The memo, obtained by the Coalition of National Park Service Retirees, instructs park superintendents to begin making cuts immediately to meet the $110 million target for the agency that has a $2.2 billion annual budget. The National Park Service, like most federal agencies, has already cut its budget by 6 percent over the last two years since Congress nearly shut the government down in 2011, when House Republicans used the debt ceiling to hold Democrats hostage.
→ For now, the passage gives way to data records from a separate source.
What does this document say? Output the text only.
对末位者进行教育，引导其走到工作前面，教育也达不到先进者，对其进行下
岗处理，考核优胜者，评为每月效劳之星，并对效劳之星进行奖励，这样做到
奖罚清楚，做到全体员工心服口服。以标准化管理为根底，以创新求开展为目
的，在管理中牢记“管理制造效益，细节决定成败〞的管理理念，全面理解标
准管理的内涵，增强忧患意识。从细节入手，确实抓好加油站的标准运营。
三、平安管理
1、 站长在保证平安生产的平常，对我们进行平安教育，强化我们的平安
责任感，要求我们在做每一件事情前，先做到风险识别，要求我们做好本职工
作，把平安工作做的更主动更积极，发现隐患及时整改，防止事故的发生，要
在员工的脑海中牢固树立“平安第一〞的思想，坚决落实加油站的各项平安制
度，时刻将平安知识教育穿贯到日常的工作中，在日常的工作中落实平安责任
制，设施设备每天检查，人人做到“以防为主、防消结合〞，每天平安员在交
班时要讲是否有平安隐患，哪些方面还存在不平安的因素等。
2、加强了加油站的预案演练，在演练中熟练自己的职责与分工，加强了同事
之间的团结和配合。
The sequestration cuts will go into effect March 1 if Congress is unable to cut a deal, which is expected to have an especially hard impact on Idaho which gets far more federal funds than it pays out in taxes.
I did several stories last year based on an analysis by The Economist that showed from 1990 to 2009, the federal government spent $148.4 billion in Idaho. That was money for roads, schools, Mountain Home Air Force Base, the Idaho National Laboratory, the Forest Service, the Bureau of Land Management, Social Security payments, farm subsidies, food stamps, Medicaid, Medicare, federal housing grants, economic development grants, fish and wildlife management, tribal health programs, federal employee salaries and benefits, and more.
During the same 20 years, the federal government collected $124.3 billion in taxes from Idahoans. That left the state with a $24.1 billion windfall that contributed to its $53.7 billion gross domestic product in 2009.
The Park Service is looking at the elimination of season employees and extended furloughs for permanent employees. The Department of Defense already began doing the same thing last fall and its impact on the GDP was so great that the economy actually got smaller in the last quarter of 2012.
In Idaho, the Park Service impact will be in small towns like Arco and Hagerman, Lapwai and Ashton near national parks. But Defense and Energy Department cuts will cast a pall on all of Idaho’s economy like an ice storm. However, the sequester specifically left entitlement programs like Medicare untouched.